What you eat affects how you sleep. One of the keys to a restful night's
sleep is to get your brain calmed rather than revved up. Some foods
contribute to restful sleep; other foods keep you awake. We call them
sleepers and wakers. Sleepers are tryptophan-containing foods,
because tryptophan is the amino acid that the body uses to make serotonin,
the neurotransmitter that slows down nerve traffic so your brain isn't so
busy. Wakers are foods that stimulate neurochemicals that perk up the brain.
Tryptophan is a precursor of the sleep-inducing substances serotonin and
melatonin. This means tryptophan is the raw material that the brain uses to
build these relaxing neurotransmitters. Making more tryptophan available,
either by eating foods that contain this substance or by seeing to it that
more tryptophan gets to the brain, will help to make you sleepy. On the
other hand, nutrients that make tryptophan less available can disturb sleep.
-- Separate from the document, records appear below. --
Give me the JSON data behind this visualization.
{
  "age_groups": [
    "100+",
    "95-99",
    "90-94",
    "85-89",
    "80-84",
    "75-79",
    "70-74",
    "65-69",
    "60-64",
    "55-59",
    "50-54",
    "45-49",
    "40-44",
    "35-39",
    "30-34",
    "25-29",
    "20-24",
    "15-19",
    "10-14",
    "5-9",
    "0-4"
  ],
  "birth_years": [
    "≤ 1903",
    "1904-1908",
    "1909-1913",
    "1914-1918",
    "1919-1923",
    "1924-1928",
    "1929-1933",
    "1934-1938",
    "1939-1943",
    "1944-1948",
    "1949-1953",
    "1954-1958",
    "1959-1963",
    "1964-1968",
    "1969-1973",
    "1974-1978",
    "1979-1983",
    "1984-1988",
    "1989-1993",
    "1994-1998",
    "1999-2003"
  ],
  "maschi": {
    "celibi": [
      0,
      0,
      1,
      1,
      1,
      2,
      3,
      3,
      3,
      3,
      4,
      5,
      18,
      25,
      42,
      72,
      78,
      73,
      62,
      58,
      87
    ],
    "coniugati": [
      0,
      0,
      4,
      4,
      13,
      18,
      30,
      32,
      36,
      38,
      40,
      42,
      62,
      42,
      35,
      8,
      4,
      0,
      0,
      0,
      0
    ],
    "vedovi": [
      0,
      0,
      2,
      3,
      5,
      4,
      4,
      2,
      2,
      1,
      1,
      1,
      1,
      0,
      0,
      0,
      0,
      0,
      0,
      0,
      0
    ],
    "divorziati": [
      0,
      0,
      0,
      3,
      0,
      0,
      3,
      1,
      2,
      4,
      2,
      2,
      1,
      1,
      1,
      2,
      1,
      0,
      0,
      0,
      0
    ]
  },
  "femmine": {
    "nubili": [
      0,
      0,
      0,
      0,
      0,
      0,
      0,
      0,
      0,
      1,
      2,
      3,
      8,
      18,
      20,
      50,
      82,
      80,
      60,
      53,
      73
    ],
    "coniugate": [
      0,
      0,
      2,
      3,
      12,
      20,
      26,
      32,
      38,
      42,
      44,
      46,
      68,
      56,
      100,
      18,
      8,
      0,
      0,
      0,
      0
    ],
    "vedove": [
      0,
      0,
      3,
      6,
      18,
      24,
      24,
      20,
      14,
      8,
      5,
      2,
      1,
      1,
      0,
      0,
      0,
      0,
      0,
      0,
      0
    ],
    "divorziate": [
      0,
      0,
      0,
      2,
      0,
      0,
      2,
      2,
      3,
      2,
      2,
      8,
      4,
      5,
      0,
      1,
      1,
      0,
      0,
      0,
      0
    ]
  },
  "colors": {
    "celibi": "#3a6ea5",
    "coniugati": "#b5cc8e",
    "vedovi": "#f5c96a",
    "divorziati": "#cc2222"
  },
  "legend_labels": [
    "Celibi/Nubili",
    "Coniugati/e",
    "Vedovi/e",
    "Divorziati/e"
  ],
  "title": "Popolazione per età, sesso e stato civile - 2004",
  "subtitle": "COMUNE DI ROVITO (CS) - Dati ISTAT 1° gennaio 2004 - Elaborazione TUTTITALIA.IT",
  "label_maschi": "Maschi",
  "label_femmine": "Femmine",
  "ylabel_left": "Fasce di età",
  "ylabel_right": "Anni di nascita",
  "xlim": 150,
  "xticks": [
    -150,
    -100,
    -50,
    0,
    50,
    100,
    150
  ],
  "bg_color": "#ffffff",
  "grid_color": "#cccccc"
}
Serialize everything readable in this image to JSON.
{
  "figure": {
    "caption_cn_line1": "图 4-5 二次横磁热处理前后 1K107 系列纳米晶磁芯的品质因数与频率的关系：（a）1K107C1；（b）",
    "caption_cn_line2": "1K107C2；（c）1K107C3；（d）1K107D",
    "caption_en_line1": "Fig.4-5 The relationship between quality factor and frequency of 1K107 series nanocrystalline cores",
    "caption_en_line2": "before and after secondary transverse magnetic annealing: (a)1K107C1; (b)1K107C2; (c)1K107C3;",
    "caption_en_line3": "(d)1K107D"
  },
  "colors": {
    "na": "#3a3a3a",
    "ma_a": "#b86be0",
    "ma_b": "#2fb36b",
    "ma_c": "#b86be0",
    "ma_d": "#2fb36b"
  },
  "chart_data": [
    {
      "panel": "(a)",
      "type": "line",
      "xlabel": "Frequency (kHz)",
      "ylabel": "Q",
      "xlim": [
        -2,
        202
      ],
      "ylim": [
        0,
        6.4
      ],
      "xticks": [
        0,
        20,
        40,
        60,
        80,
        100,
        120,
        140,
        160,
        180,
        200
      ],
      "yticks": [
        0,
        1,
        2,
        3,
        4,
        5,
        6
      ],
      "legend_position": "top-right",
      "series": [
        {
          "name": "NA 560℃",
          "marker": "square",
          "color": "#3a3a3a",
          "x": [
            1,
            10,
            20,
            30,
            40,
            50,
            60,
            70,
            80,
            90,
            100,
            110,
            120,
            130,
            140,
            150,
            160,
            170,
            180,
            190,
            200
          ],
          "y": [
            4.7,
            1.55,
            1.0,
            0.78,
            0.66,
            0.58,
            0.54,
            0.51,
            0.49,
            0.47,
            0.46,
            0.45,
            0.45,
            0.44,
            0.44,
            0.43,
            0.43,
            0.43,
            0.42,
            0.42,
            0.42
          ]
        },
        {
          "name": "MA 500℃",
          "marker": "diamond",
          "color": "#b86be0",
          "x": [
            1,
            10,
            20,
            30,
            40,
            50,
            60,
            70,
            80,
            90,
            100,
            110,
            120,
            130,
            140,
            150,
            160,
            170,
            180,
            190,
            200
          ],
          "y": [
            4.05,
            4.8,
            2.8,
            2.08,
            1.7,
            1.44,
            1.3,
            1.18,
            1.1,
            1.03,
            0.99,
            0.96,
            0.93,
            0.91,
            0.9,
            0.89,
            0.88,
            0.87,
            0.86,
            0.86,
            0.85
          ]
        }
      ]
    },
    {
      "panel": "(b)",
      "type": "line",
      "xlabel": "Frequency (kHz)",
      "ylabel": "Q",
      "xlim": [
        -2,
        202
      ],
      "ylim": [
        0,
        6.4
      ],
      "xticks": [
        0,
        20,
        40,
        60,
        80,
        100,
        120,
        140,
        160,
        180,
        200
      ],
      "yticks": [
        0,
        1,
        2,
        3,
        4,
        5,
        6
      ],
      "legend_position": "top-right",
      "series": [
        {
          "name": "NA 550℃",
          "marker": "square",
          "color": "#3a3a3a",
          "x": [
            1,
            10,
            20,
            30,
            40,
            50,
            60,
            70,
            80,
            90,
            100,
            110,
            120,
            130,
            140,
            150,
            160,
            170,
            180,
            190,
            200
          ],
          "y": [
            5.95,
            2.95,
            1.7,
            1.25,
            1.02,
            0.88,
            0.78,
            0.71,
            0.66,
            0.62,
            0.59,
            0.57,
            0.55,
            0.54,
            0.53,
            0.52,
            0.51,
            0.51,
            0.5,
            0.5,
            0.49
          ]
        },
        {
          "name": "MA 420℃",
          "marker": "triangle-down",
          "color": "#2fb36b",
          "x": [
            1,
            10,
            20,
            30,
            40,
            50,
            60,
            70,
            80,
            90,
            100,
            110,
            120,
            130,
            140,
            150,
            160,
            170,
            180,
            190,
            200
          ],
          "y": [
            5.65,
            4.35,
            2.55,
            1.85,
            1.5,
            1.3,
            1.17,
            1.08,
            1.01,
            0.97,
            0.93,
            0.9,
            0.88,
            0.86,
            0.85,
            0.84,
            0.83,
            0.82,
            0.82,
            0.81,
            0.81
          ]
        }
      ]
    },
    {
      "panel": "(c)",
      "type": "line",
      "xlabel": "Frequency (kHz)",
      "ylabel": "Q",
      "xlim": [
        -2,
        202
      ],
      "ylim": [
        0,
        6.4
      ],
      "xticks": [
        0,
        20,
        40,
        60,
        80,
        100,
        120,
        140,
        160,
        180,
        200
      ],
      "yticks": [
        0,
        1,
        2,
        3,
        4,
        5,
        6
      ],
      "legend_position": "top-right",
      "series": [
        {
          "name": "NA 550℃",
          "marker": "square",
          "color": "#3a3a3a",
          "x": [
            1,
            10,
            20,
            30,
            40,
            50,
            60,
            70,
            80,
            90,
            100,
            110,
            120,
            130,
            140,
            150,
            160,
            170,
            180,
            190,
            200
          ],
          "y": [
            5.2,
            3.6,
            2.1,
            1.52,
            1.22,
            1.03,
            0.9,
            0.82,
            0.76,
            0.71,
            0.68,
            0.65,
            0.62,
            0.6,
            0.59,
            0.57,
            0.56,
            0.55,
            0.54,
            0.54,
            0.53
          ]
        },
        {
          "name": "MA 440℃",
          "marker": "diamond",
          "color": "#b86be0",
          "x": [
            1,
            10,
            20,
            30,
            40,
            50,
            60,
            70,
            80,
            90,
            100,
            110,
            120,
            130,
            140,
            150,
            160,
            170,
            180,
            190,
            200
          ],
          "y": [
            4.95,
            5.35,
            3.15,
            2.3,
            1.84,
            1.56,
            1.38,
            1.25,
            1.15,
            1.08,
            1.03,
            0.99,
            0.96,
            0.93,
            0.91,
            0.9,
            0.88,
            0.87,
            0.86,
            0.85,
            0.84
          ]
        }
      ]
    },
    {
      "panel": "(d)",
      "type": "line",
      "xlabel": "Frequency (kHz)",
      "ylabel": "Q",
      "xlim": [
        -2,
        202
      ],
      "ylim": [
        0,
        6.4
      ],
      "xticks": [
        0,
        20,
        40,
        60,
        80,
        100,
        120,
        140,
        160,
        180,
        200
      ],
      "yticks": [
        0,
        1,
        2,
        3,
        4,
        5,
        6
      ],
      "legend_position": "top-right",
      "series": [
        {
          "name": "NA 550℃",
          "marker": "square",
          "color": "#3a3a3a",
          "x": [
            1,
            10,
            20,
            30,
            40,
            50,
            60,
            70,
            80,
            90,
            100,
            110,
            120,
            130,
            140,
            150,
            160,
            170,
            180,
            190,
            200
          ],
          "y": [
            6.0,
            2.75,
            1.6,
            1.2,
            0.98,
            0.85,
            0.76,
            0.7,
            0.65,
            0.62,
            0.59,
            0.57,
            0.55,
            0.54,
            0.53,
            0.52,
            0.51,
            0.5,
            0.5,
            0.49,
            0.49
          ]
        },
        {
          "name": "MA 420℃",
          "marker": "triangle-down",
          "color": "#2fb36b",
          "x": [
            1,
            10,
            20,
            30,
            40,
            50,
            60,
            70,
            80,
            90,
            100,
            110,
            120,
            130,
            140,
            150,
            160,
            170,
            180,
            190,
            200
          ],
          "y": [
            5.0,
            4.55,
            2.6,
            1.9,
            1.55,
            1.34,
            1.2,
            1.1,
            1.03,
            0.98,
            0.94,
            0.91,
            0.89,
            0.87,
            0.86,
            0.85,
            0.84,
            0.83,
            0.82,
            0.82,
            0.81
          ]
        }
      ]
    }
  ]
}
Eating carbohydrates with tryptophan-containing foods makes this calming
amino acid more available to the brain. A high carbohydrate meal stimulates
the release of insulin, which helps clear from the bloodstream those amino
acids that compete with tryptophan, allowing more of this natural
sleep-inducing amino acid to enter the brain and manufacture sleep- inducing
substances, such as serotonin and melatonin. Eating a high-protein meal
without accompanying carbohydrates may keep you awake, since protein-rich
foods also contain the amino acid, tyrosine, which perks up the brain.
To understand how tryptophan and carbohydrates work together to relax
you, picture the various amino acids from protein foods as passengers on a
bus. A busload containing tryptophan and tyrosine arrives at the brain
cells. If more tyrosine "passengers" get off the bus and enter the brain
cells, neuroactivity will rev up. If more tryptophan amino acids get off the
bus, the brain will calm down. Along comes some insulin which has been
stalking carbohydrates in the bloodstream. Insulin keeps the tyrosine amino
acids on the bus, allowing the brain-calming tryptophan effect to be higher
than the effect of the brain-revving tyrosine.
You can take advantage of this biochemical quirk by choosing protein or
carbohydrate-rich meals, depending on whether you want to perk up or slow
down your brain. For students and working adults, high protein,
medium-carbohydrate meals are best eaten for breakfast and lunch. For dinner
and bedtime snacks, eat a meal or snack that is high in complex
carbohydrates, with a small amount of protein that contains just enough
tryptophan to relax the brain. An all- carbohydrate snack, especially one
high in junk sugars, is less likely to help you sleep. You'll miss out on
the sleep-inducing effects of tryptophan, and you may set off the
roller-coaster effect of plummeting blood sugar followed by the release of
stress hormones that will keep you awake. The best bedtime snack is one that
has both complex carbohydrates and protein, and perhaps some calcium.
Calcium helps the brain use the tryptophan to manufacture melatonin. This
explains why dairy products, which contain both tryptophan and calcium, are
one of the top sleep-inducing foods.